8) The state machine control module M005. The state machine is divided into 5 states in total, the S0 state is that the product of a search subarea and a reference subarea under the local template is calculated, and if the input of the reference subarea template is finished, the state jumps to the S1 state; if the full template calculation flag bit is 0, continuing the current state; if the value is 1, jumping to the S2 state; the state of S1 is to calculate the square under the local template of the reference subarea, if the square calculation under the local template is completed, the state of S0 is jumped to, and the state only needs to be executed once at each matching point; the state of S2 is that the product of the reference subarea and the first part of the search subarea under the full template is calculated, and the first part jumps to the state of S3 after the calculation is finished, wherein the state is a one-way sequential execution state; the state of S3 is that the product of the reference subarea and the second part of the search subarea under the full template is calculated, and the second part jumps to the state of S4 after the calculation is finished, wherein the state is a unidirectional sequential execution state; the state of S4 is that the product of the reference subarea and the third part of the search subarea under the full template is calculated, and the third part jumps to the state of S0 after the calculation is finished, and the state is a one-way sequential execution state. The correlation coefficient of the local template correlation coefficient calculation module M014 is output to the threshold comparison module M012, some non-matching points are excluded by comparison with the threshold, the selection of the threshold determines the number of excluded non-matching points, if the threshold is selected too large, the best matching point may be excluded, resulting in matching failure; if the threshold value is selected too small, the number of candidate matching points participating in the full-template calculation is increased, and the matching efficiency is reduced. The invention adopts self-adaptive selection of threshold values.
The method comprises the steps of adopting a histogram statistical module to carry out statistics on correlation coefficients under a local template, using a memory to carry out statistics on the number of the correlation coefficients in different intervals in a local template correlation coefficient calculation module, wherein the data depth is 100, the data bit width is 15 bits, and 1-100 address values of the memory respectively represent correlation coefficient values of 0.01-1. Multiplying the calculated correlation coefficient under the local template by a fixed value 100 through a floating-point multiplier, taking the result as the read address of the memory, taking out the numerical value corresponding to the address in the memory, adding 1, and then continuously storing the address back, thereby completing the statistics of the correlation coefficient.
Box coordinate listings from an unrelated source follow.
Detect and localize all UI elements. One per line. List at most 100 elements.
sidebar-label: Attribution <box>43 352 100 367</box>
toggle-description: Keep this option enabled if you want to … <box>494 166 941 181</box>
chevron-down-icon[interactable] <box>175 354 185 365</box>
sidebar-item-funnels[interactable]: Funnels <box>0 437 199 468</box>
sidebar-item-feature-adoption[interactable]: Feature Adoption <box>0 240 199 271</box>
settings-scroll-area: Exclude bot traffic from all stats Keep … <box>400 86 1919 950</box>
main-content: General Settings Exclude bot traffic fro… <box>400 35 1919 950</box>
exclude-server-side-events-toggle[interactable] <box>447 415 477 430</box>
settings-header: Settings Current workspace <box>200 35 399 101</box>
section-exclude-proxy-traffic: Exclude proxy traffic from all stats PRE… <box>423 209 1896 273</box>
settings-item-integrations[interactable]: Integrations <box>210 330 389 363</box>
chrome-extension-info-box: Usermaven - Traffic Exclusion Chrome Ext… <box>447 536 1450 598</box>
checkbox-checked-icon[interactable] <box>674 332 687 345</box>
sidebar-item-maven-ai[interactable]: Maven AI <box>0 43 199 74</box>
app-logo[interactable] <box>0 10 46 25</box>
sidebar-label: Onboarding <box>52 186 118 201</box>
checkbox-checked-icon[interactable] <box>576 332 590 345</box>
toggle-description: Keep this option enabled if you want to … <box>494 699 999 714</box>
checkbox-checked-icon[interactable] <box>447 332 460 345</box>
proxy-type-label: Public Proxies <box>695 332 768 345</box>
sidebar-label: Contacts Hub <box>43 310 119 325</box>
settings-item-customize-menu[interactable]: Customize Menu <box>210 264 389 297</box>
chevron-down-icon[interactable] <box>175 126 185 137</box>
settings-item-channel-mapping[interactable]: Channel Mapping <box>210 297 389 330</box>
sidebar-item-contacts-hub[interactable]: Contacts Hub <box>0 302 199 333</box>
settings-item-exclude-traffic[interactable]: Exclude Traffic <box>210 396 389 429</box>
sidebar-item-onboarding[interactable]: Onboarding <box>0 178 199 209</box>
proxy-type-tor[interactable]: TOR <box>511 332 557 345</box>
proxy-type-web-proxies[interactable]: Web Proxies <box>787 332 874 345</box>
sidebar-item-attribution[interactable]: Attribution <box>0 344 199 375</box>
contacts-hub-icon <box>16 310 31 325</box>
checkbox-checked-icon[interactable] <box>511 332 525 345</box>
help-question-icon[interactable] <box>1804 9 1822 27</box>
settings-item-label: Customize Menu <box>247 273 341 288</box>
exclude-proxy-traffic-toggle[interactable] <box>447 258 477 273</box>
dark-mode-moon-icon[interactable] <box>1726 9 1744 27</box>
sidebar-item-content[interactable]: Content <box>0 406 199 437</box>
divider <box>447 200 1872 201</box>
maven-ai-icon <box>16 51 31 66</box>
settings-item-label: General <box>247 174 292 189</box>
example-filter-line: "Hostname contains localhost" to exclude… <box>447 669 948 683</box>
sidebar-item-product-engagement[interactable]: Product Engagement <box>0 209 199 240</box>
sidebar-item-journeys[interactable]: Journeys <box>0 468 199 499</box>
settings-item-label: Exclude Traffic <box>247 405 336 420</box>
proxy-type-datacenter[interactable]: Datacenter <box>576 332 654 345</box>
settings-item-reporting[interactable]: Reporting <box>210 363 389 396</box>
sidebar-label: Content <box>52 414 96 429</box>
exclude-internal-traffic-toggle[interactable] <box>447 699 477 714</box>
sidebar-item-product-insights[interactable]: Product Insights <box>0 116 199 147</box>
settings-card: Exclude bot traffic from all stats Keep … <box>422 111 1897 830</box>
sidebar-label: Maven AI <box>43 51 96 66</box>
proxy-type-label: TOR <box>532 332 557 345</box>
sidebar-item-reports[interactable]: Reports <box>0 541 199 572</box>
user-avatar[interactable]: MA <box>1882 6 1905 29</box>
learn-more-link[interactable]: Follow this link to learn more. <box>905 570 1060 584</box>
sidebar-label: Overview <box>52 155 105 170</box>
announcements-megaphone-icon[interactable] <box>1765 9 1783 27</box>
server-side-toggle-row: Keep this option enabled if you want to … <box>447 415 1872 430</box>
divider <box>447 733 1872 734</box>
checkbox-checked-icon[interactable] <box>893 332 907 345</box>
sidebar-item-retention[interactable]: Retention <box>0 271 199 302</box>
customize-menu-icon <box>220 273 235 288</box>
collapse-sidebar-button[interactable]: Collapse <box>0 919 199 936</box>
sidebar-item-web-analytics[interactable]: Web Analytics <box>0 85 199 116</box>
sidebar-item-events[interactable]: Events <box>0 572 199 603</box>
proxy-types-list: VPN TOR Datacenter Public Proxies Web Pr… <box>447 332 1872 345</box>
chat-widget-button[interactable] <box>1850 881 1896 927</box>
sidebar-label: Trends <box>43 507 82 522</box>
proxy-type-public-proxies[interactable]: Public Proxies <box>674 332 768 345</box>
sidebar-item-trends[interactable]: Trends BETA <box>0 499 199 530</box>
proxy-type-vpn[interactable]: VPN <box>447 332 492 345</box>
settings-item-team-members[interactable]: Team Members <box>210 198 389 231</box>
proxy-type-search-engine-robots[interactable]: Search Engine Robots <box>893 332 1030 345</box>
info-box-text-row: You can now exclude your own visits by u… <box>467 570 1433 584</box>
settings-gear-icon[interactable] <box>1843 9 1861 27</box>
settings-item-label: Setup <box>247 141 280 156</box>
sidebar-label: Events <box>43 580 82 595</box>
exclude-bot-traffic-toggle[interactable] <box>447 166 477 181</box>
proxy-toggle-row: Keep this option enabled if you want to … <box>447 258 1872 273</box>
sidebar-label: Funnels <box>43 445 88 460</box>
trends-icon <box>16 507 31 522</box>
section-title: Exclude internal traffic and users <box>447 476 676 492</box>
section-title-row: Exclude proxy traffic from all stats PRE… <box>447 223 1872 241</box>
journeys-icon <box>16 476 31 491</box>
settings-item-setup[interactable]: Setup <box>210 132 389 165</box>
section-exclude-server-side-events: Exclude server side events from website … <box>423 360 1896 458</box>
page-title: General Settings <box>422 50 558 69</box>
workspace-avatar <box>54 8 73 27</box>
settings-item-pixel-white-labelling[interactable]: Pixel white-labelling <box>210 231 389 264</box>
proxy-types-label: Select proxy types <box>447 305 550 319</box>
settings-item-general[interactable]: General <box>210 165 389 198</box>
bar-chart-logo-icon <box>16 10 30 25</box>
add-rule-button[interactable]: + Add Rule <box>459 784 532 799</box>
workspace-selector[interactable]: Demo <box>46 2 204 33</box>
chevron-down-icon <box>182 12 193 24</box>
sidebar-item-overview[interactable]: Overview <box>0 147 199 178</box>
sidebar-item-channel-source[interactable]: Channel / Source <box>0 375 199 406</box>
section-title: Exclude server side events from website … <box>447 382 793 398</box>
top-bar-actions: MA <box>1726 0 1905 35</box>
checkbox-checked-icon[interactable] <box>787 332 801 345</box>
When the local template completes the calculation of the whole search area, the unit completes the statistics of the correlation coefficient. And after the statistics is finished, the values of the maximum addresses to the minimum addresses are taken out one by one for summation, the statistics is stopped when the summation result reaches 1% -10% of the total number, and the correlation coefficient corresponding to the address value at the moment is used as the threshold value of the next matching point.